Additional Info: 24 students in a Zoom Meeting that has 4 breakout rooms. Each breakout room has 6 students. Additionally there are 6 students belonging to each of the 4 grade levels. I want the probability that at least one breakout room has students all from the same grade.
$$ \text{Your expression (part of a larger work): } \binom{4}{1} \cdot \left(\frac{\binom{6}{6}}{\binom{24}{6}}\right) - \binom{4}{2} \cdot \left(\frac{\binom{6}{6}}{\binom{24}{6}} \cdot \frac{\binom{6}{6}}{\binom{18}{6}}\right) \ldots $$
I know the number of terms in each sum in the Inclusion-Exclusion Principle are represented by the 4C1,4C2 and my thinking is that for the case of one room having all students in the same grade year that you take into account all the ways to choose 6 from 24 which represents all the ways students can be placed into rooms, and then 6C6 to represent choosing 6 students from one grade year. I think I am missing something and don't believe this is right
Let $E_1$ be the event that the first grade level is entirely together, and let $E_2,E_3,E_4$ be defined analogously. First of all, $$ P(E_1)=4\times \frac{\binom 66}{\binom{24}6}=\frac{5\times 4\times 3\times 2\times 1}{23\times 22\times 21\times 20\times 19} $$ Explanation 1: Label the people in the first grade level A through F.

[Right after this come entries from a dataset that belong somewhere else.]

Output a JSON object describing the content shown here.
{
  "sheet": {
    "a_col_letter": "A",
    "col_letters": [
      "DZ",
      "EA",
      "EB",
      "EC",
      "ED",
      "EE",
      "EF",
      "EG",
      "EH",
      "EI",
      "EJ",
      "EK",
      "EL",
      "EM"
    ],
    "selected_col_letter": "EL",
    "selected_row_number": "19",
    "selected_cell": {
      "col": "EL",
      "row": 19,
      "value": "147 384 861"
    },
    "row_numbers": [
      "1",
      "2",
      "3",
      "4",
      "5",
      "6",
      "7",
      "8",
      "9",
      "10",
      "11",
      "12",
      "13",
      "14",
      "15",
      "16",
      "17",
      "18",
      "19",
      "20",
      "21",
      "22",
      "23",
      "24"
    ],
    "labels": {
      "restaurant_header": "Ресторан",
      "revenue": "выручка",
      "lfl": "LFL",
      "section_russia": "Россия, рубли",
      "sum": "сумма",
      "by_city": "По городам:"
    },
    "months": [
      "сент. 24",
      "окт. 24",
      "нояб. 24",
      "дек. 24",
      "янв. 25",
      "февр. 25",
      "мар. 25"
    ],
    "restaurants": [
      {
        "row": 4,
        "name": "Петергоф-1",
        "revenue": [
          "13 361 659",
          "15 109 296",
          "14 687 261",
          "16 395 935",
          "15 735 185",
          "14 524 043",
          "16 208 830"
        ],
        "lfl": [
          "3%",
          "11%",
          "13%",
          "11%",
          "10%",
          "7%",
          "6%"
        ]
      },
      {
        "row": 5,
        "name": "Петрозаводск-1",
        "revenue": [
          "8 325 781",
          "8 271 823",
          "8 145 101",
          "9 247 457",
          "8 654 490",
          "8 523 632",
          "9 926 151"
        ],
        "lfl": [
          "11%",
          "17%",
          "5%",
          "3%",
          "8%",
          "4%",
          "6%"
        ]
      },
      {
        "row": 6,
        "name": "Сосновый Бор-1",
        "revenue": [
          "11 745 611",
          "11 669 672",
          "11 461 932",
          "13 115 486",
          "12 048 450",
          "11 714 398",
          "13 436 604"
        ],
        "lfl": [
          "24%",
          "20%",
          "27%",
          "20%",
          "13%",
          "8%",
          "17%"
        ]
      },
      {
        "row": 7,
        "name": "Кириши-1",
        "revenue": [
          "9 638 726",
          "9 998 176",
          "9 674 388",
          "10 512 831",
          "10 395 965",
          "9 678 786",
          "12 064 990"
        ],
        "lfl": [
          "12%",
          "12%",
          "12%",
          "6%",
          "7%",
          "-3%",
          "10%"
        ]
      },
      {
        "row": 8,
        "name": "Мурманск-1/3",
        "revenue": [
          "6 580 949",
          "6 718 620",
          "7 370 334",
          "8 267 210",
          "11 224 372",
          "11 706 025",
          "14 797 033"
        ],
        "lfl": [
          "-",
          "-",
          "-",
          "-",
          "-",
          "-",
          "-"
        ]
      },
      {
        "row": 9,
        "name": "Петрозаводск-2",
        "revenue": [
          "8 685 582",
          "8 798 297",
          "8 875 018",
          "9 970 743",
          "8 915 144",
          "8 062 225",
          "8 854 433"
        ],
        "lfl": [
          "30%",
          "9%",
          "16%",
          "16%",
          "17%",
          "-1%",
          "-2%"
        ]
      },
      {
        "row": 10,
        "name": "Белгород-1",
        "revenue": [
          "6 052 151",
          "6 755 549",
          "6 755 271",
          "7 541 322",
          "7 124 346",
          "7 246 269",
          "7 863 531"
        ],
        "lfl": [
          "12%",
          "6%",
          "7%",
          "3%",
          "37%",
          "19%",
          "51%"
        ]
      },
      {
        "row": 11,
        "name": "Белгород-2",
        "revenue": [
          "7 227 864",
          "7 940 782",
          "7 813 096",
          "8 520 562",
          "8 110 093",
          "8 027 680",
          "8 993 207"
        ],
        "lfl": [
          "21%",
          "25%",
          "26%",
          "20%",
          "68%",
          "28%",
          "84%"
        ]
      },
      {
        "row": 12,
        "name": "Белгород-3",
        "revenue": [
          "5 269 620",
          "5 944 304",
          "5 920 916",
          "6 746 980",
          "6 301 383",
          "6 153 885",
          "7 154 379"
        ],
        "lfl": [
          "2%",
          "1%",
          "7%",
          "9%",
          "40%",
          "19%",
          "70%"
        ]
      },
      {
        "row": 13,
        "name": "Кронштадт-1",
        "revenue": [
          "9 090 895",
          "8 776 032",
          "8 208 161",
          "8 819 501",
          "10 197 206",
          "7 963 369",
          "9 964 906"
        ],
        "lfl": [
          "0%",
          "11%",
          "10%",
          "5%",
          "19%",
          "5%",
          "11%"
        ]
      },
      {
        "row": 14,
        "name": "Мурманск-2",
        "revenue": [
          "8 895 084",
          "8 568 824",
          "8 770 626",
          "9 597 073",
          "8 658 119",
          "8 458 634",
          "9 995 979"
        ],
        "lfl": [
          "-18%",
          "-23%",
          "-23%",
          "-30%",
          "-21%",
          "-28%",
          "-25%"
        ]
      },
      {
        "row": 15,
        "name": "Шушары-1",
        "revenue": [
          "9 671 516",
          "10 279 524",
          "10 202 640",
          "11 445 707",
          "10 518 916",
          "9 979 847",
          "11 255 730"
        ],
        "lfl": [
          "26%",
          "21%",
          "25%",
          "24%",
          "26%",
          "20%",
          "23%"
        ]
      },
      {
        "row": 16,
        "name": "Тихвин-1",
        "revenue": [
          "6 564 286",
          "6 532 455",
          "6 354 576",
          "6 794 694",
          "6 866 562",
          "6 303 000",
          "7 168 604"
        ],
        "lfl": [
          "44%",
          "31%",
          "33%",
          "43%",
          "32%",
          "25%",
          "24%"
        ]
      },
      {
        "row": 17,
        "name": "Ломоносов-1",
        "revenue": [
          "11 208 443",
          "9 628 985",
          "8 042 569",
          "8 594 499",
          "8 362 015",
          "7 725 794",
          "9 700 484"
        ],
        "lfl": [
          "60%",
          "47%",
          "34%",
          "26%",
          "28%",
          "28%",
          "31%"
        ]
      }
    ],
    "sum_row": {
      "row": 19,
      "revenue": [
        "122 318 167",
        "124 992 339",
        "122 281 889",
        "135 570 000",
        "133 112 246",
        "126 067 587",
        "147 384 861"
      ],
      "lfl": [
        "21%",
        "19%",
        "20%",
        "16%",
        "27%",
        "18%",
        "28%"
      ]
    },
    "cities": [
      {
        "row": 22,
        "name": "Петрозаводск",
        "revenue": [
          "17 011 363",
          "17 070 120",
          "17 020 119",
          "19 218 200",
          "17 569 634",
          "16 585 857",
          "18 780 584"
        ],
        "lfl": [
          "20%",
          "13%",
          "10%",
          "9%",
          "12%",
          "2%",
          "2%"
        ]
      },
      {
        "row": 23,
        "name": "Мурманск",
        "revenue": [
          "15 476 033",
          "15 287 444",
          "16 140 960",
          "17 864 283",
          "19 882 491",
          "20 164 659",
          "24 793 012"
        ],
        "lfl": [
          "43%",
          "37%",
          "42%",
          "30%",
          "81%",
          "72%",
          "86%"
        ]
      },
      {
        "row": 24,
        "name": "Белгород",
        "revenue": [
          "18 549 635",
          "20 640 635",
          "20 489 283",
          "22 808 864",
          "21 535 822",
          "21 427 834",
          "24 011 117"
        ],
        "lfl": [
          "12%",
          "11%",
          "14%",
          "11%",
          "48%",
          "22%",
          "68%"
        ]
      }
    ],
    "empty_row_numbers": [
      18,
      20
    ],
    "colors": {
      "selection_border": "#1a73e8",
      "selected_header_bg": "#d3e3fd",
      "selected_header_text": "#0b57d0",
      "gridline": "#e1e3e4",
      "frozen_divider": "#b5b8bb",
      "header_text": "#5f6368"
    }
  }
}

The probability that B is in the same room as A is $\frac{5}{23}$. This is because there are five locations where B could be in the same room as A (the five other spots on A's team), and there are 23 locations where B could be total (anywhere but where A is).
Conditional on B being in the same room as A, the probability that C is in the same room as A and B is $\frac 4{22}$.
Continuing in this fashion, you get $\frac{5\times 4\times 3\times 2\times 1}{23\times 22\times 21\times 20\times 19}$.
Explanation 2: Number the breakout rooms $1,2,3,$ and $4$. You claimed that $ {\binom 66}/{\binom{24}6}$ was the probability that grade level one was all together, but in fact, it is more specfically the probability that they are all together in a particular breakout room. To get the probability they are altogether in any breakout room, you must multiply by four.
Using the same logic, you can show that your second term is off by a factor of $4\times 3$ as well. That is, $$ P(E_1\cap E_2)=4\times 3\times \frac{\binom 66}{\binom {24}6}\cdot \frac{\binom66}{\binom{18}6} $$ Therefore, the whole expression should begin $$ \binom{4}{1} \cdot \left(\color{green}4\times \frac{\binom{6}{6}}{\binom{24}{6}}\right) - \binom{4}{2} \cdot \left(\color{green}{4\times 3}\times\frac{\binom{6}{6}}{\binom{24}{6}} \cdot \frac{\binom{6}{6}}{\binom{18}{6}}\right)+ \ldots $$